William Lloyd Garrison, Frederick Douglass, Sojourner Truth, Margaret Fuller, Elizabeth Cady Stanton, Helen Hunt Jackson, Homer Plessy, Jacob Riis, Henry George, Lewis Hine, “Mother” Mary Harris Jones, Ida Tarbell, Ida B. Wells, Eugene V. Debs, Alice Paul, Big Bill Haywood, Phil Ochs, Mario Savio, Cesar Chavez, Bobby Kennedy, Diane Nash, Bayard Rustin, Daniel Ellsberg, Harvey Milk, and the other thousands of names left off this list.

Hoist one tonight for Pete Seeger and the multitude of others who braved the currents of popular thought, for there is nothing more American than to question the status quo.

Define Truth

One question raised about River of January is,”Are my characters brushes with the famous true?”  The short answer is yes.  Helen dined with Maurice Chevalier, and they performed on the same stage.  Chum crossed paths with Amelia Earhart regularly at Roosevelt Field.   The celebrity passages are factual.  I have their pictures with the famous, references from documents, and proof in aviation logbooks.

Creative non-fiction appears to be a new genre in search of defining itself.  Where exactly is the line between creative and non-fiction?  Though I need to tell this story, I certainly wasn’t alive at the time.  Frankly who knows what the characters precisely uttered to one another at any given time.  I tried to rely on personal and business letters, quoting at length when I could, to add tone, cadence and a feel for the era.  I am adding a lot of pictures for readers to visually connect to the characters, and the sights they photographed on their travels.  Additional color had to come from my imagination, with clues found  in the archive of family memorabilia.

My personal preference in reading is non-fiction history.  I have lived on a strong steady diet of biographies and general histories.  Still I wonder how any scholar concludes their work without feeling uneasily incomplete.  The subtleties of human interaction, the nuances of personal connection are more than left out.  We simply can’t know all facets of historic lives.  Our only alternative is to flesh out the tale with what we understand about the human condition.  And of course every writer struggles with their own blinders, biases, and preconceived notions.
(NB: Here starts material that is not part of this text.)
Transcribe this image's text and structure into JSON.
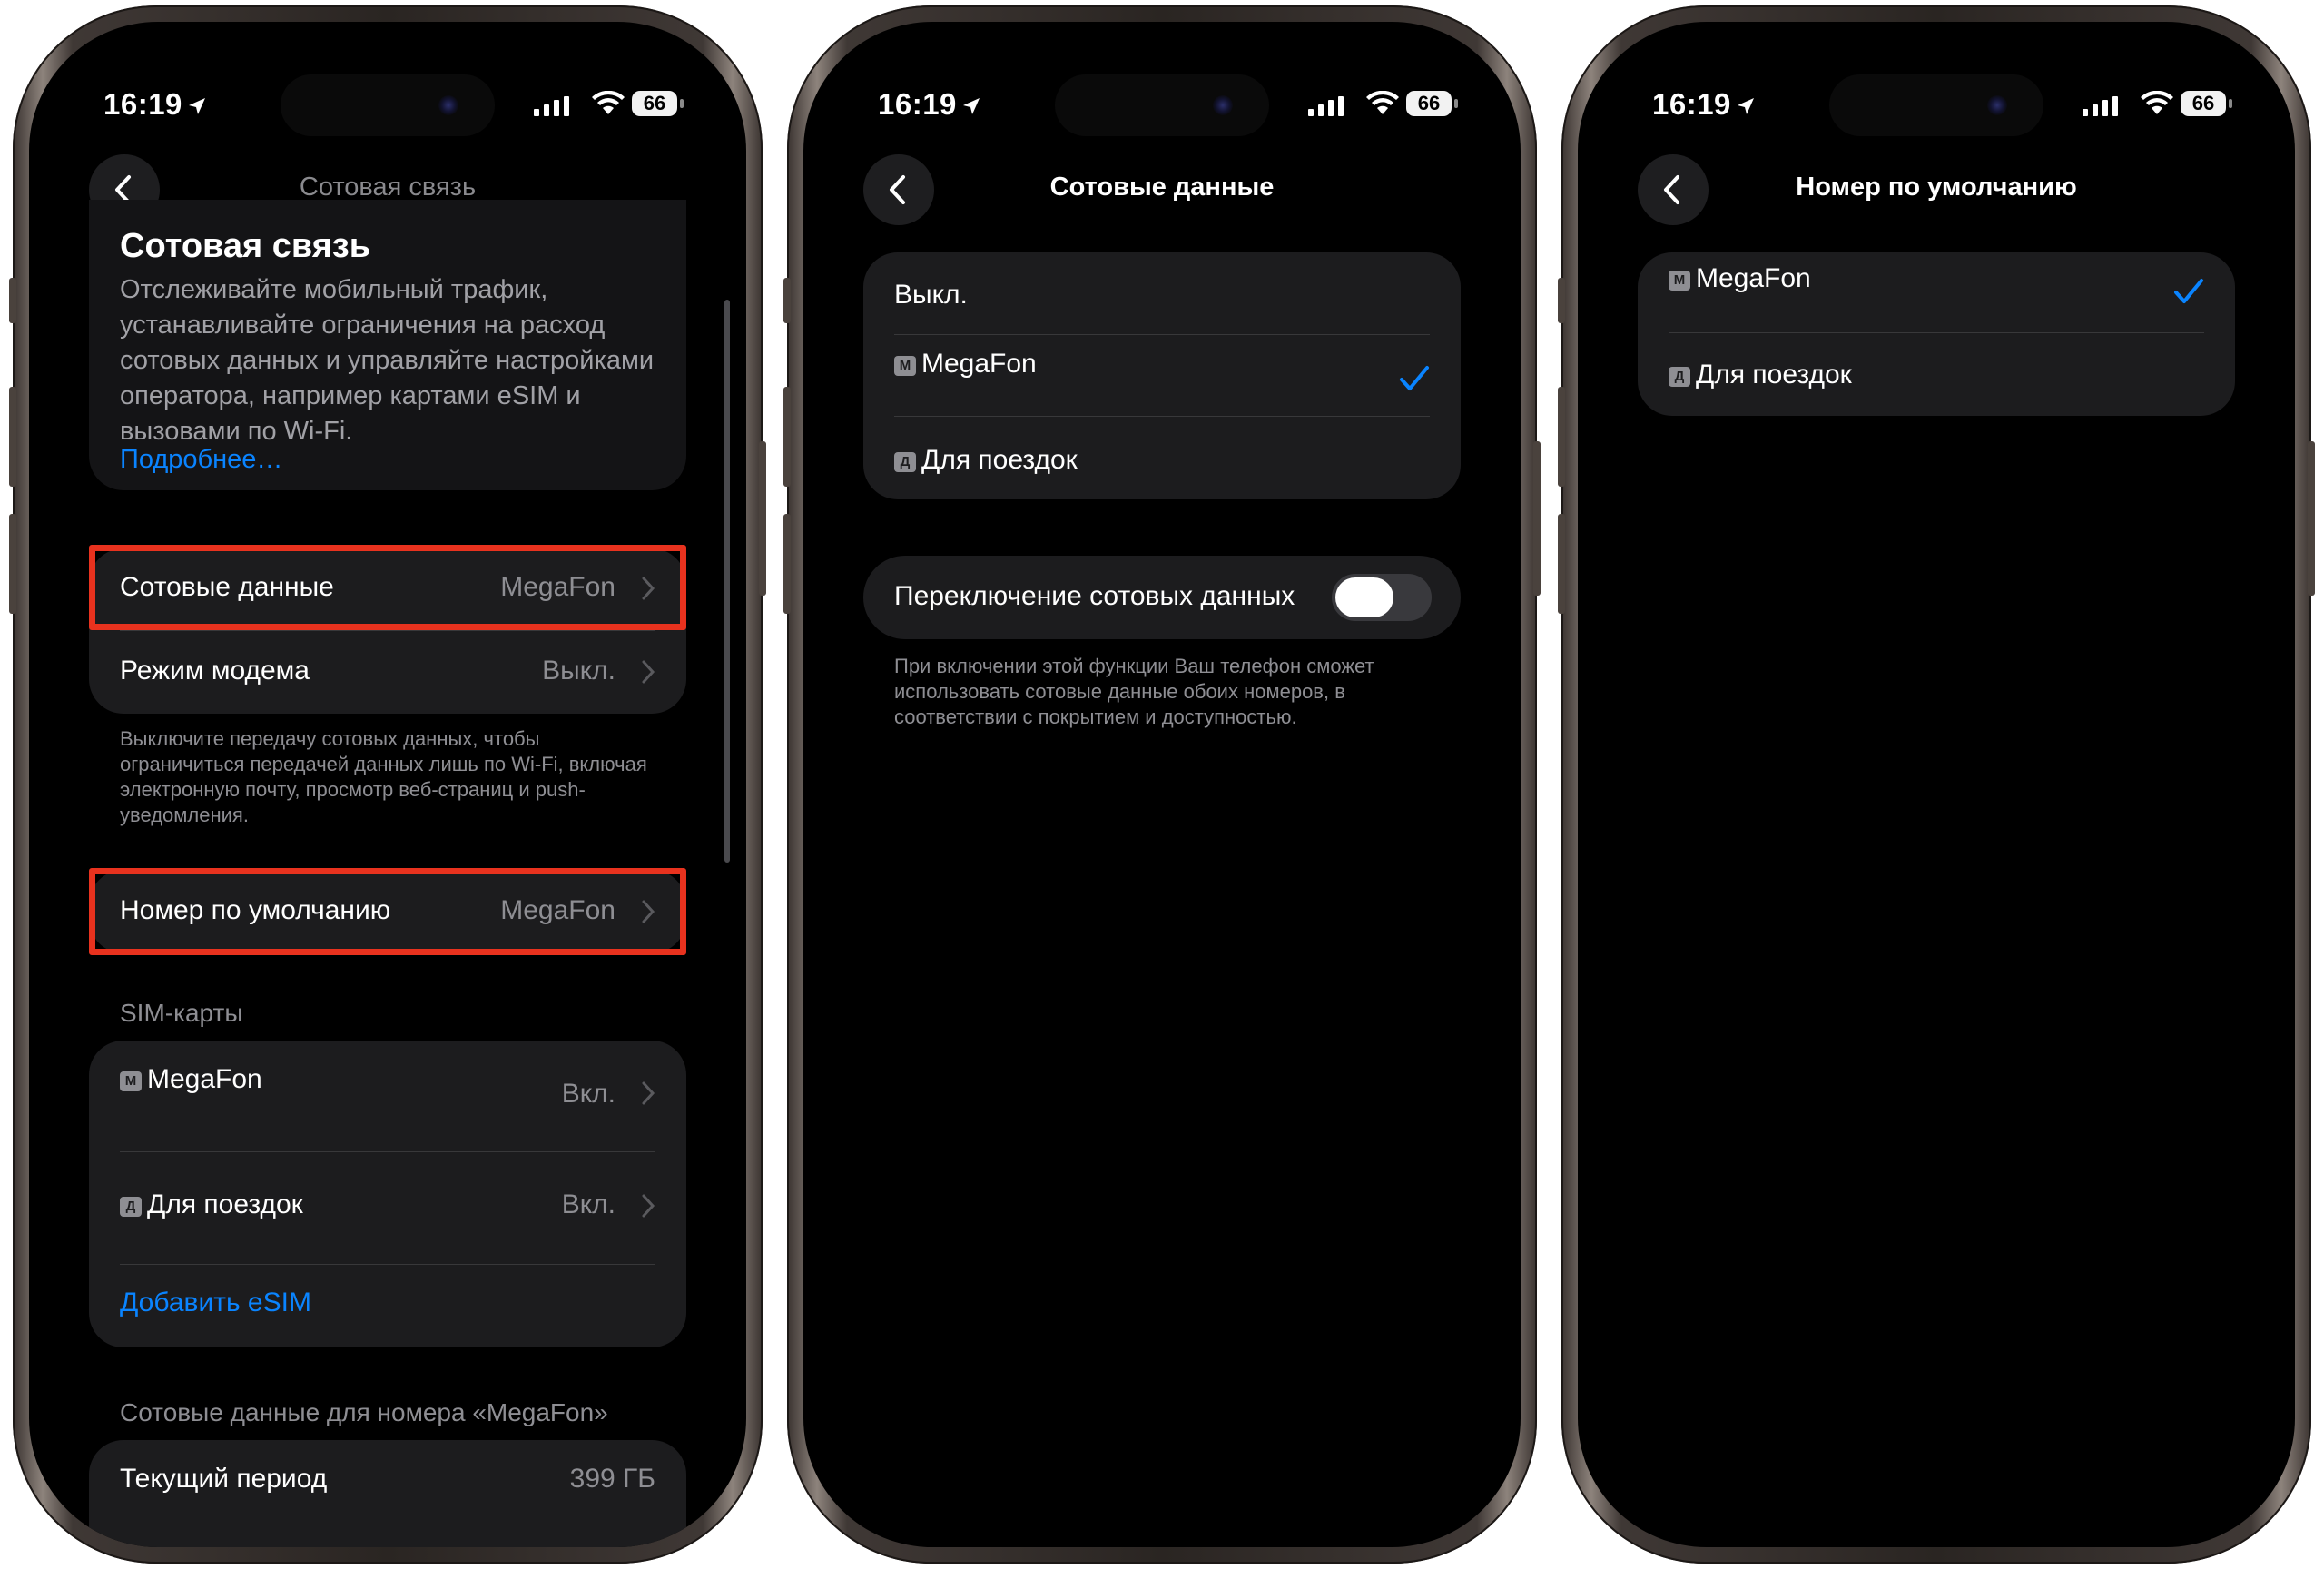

For example the age old question of General Washington’s taciturn exterior has intrigued historians for two centuries.  Was he grave and somber because his teeth hurt?  Possibly.  Did he wish to hide his false teeth due to the fact they were unsightly,  fashioned out of a number of materials–ivory to human–to wood.  Are both theories wrong?  Did Washington remain stoic in appearance to evoke nobility and dignity?  Maybe.  In fact, all of the above could pass scrutiny.  Different historians have differing opinions.

I am not too troubled about shaping feelings in ways I think makes sense.  I’ve fallen in love, held my own in arguments, and felt more regrets than I care to claim.  That is the truth I rely upon to craft the creative element in this historical narrative.

I think all biography and history  possess an element of the unknown.  Whether the history is filtered through professional scholars such as Robert Remini, Doris Kearns Goodwin, or Miss Nobody Gail in her Idaho cabin, we are analyzing viable evidence to apply shape and logic to past lives.

Did Helen meet Sophie Tucker.  Yes.  She told us in a letter.  What did she say to her?  How did she act around her?  I ask myself what would I have said as an American to another famous American performing in London?  That’s the creative portion of this non-fiction format.

All things considered, creative non-fiction is an exciting new canvas for writing.  I feel like a kid in a candy store each time I turn over another photo or letter.